I want to be able to use the base pointer register (%rbp
) within inline asm. A toy example of this is like so:
void Foo(int &x)
{
asm volatile ("pushq %%rbp;" // 'prologue'"movq %%rsp, %%rbp;" // 'prologue'"subq $12, %%rsp;" // make room
"movl $5, -12(%%rbp);" // some asm instruction
"movq %%rbp, %%rsp;" // 'epilogue'"popq %%rbp;" // 'epilogue'
: : : );
x = 5;
}
int main()
{
int x;
Foo(x);
return 0;
}
I hoped that, since I am using the usual prologue/epilogue function-calling method of pushing and popping the old %rbp
, this would be ok.

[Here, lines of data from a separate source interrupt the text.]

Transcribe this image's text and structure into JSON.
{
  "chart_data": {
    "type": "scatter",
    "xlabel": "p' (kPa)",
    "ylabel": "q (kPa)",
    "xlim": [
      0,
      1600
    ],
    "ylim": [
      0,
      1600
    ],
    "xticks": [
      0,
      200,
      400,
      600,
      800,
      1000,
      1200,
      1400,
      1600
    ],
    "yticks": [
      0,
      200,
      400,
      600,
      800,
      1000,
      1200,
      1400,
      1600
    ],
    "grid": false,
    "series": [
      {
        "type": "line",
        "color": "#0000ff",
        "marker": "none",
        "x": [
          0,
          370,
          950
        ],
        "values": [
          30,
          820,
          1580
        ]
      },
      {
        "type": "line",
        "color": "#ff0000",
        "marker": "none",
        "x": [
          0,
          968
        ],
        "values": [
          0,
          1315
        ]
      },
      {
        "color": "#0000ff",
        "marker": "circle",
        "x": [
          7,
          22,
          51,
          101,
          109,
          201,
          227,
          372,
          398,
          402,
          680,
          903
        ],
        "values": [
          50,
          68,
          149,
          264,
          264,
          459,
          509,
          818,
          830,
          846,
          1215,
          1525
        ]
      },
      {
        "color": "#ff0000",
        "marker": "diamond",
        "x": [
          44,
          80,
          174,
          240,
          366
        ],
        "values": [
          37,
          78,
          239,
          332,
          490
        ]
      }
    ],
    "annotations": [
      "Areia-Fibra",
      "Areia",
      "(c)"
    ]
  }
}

However, it seg faults when I try to access x
after the inline asm.
The GCC-generated assembly code (slightly stripped-down) is:
_Foo:
pushq %rbp
movq %rsp, %rbp
movq %rdi, -8(%rbp)
# INLINEASM
pushq %rbp; // prologue
movq %rsp, %rbp; // prologue
subq $12, %rsp; // make room
movl $5, -12(%rbp); // some asm instruction
movq %rbp, %rsp; // epilogue
popq %rbp; // epilogue
# /INLINEASM
movq -8(%rbp), %rax
movl $5, (%rax) // x=5;
popq %rbp
ret
main:
pushq %rbp
movq %rsp, %rbp
subq $16, %rsp
leaq -4(%rbp), %rax
movq %rax, %rdi
call _Foo
movl $0, %eax
leave
ret
Can anyone tell me why this seg faults? It seems that I somehow corrupt %rbp
but I don't see how. Thanks in advance.
I'm running GCC 4.8.4 on 64-bit Ubuntu 14.04.